Choosing a college is an important decision. Each year, students spend dozens of hours discussing with their parents, teachers, counselors and coaches where they would like to spend the next few years of their lives. They pore over statistics, rankings and testimonials, trying to decide which school is the best fit. And data is everywhere: A prospective student can go online to find anything from financial aid statistics to the average class size to the number of robberies on campus.

But one piece of critical information is conspicuously absent. When a high school senior wants to know how well her dream university responds to sexual assault cases, that information is nowhere to be found. In the hypercompetitive world of college admissions, few schools are willing to stand up and make public just how well their students think they are addressing incidents of sexual assault on their campuses. Instead, colleges essentially have an incentive to stay quiet; no school wants to be the outlier, the only one to admit it has a problem.

We must change this. Our colleges and universities need a new set of incentives that would encourage them to go public and be transparent about their ability to prevent and respond to sexual assault on their campuses.

 Colleges and universities must address the problems on their campuses so that their students feel safe. To get to that point, our bill, the Campus Accountability and Safety Act, would require every college and university in the country to take part in a national survey that asks students about the campus sexual assault climate at their school.
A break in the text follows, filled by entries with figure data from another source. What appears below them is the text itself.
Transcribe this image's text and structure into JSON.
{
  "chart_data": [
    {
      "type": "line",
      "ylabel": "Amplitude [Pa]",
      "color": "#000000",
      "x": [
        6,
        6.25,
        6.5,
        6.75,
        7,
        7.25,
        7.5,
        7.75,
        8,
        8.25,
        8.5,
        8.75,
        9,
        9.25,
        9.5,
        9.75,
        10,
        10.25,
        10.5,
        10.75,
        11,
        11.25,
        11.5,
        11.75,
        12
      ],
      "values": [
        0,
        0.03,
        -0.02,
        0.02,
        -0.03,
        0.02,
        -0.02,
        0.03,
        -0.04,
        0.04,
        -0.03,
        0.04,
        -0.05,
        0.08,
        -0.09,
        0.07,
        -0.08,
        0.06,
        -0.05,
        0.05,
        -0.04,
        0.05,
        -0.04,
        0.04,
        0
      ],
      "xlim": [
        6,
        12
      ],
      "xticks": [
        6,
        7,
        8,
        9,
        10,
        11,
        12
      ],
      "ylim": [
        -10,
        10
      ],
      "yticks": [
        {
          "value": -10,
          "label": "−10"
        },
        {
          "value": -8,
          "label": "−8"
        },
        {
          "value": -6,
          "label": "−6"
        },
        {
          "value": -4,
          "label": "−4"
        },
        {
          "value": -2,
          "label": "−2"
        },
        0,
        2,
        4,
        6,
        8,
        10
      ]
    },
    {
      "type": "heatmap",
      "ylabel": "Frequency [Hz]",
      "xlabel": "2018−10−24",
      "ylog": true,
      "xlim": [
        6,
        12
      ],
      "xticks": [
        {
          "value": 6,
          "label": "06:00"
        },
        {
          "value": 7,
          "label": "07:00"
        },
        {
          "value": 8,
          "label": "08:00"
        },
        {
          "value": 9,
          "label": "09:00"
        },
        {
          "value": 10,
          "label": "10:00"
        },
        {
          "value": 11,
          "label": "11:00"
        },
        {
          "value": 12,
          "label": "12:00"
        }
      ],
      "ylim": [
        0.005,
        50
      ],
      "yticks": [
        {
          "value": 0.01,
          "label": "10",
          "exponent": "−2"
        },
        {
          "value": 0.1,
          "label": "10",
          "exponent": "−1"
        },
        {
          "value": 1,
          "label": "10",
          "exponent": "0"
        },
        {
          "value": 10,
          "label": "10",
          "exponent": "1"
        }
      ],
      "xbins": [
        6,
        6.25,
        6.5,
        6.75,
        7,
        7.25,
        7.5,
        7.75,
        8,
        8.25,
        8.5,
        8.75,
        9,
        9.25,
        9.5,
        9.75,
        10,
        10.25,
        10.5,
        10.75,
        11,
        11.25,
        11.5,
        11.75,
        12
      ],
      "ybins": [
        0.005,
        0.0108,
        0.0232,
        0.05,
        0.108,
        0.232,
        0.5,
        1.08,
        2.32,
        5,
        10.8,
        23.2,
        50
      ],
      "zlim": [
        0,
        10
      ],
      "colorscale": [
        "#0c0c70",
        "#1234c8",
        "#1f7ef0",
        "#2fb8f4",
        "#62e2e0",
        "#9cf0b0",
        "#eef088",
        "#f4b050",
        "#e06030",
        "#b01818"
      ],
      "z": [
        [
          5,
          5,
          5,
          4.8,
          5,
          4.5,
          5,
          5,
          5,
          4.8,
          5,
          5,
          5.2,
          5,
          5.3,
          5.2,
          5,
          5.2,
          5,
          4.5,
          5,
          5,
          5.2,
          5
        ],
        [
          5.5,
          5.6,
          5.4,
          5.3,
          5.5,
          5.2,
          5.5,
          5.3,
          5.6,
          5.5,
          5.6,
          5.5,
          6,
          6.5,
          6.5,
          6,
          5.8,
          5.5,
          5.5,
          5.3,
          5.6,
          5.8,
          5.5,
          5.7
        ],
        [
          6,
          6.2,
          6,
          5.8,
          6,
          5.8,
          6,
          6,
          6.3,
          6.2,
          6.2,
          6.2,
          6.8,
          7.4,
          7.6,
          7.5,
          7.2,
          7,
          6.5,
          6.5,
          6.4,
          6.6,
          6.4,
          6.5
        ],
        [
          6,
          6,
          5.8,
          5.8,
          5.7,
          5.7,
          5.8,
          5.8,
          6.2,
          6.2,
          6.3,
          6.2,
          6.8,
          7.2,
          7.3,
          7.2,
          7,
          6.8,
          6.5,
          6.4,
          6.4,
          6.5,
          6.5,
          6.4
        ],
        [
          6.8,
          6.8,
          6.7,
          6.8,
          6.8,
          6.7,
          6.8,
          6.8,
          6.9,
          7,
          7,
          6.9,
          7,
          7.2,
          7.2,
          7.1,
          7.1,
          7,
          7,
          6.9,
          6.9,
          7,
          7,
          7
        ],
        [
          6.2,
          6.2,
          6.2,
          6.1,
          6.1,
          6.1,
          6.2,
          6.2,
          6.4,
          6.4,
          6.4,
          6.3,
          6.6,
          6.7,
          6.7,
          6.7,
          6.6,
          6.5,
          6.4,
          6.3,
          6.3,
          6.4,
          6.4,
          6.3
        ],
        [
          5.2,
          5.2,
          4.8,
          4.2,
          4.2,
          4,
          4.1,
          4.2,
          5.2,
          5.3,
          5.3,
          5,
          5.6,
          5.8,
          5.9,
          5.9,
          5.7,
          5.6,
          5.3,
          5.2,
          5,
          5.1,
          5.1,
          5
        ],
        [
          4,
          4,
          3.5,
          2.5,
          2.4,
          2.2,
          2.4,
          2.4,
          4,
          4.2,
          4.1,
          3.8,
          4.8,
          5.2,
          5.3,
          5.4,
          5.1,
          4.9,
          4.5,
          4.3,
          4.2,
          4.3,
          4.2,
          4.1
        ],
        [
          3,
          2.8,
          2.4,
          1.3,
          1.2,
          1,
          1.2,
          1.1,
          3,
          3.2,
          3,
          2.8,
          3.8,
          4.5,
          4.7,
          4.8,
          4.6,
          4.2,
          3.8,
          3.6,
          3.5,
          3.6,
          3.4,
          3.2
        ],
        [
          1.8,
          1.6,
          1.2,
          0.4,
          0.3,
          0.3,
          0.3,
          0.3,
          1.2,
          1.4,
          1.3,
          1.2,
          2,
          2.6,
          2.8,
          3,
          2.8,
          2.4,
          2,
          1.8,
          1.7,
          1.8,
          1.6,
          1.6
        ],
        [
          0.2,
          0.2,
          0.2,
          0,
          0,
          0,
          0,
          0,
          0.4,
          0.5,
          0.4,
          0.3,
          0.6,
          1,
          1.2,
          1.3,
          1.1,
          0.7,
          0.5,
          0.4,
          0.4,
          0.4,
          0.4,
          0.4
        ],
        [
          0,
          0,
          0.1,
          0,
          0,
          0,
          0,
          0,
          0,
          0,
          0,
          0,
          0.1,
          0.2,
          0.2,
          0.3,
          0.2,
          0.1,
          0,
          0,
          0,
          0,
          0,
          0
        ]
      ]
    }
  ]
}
The results would be made public, for any prospective applicant and any parent to see and be able to consider during the admissions process.

Without a survey, it is nearly impossible for applicants, students and parents to know how good or bad the climate is at any particular school. This information should be transparent and public. Our families deserve to know which schools have a sexual assault problem and which schools don’t, just as much as they deserve to know the school’s academic rankings or endowment.

The key to understanding campus sexual assault — and then fighting it — is going to be in the data. If students report in the survey that their universities take them seriously and are doing everything possible to prevent assaults, to help survivors and to respond to incidents in a fair and transparent manner, the data will reflect it, and schools will have no reason to worry about going public with this information.

Our families need to know which schools are taking the problem seriously and which are pretending there’s no problem at all. Our schools need to feel motivated to come clean about the extent of their sexual assault problem, so they can move to fix it.

– Kelly Ayotte and Kirsten Gillibrand

 

Sen. Kirsten Gillibrand is a Democrat from New York. Sen. Kelly Ayotte is a Republican from New Hampshire.